In case that was unclear. Also, no more "surprises" like you know what again, please.
Internal memos obtained by FINS from Chief Executive Jamie Dimon -- previously thought to be immune from such calamities -- and Chief Risk Officer John Hogan seek to assure employees that the bank will fix whatever went wrong...Sent by Dimon at 5:07 p.m. last evening to all employees, the first memo said that firm "has made serious mistakes in how we managed this portfolio which was riskier, more volatile and less effective as a hedge than we had previously thought." He said the bank has "top people" "digging deep into these issues," and that the firm "will learn from this experience and take whatever correction is needed." He told employees that no customers suffered and that he was proud of the 270,000 people who work at J.P. Morgan. "Thanks for all that you do," he wrote.

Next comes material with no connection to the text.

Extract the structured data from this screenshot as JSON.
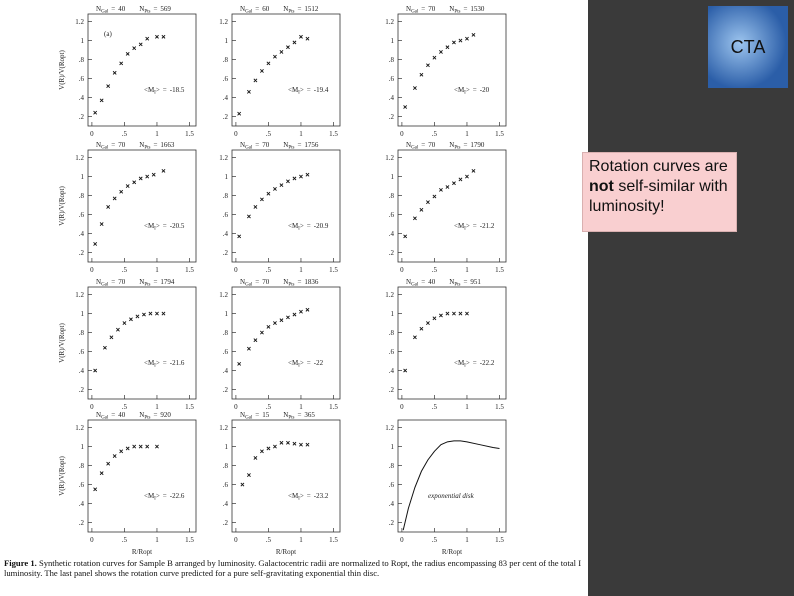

The second memo was sent by Hogan and addressed to employees in the risk department. It read in part: "I want to reiterate the critical role that we play at J.P. Morgan Chase. We must remain vigilant in early identification of risks as they relate to clients, counterparties or markets. Relaxing our guard is never an option. We need to use the tools available to us and not lose sight of tail events. Our focus is no surprises and a readiness to escalate quickly continues to be vitally important. Remember as an independent oversight function it's our responsibility to escalate early and as often we see fit."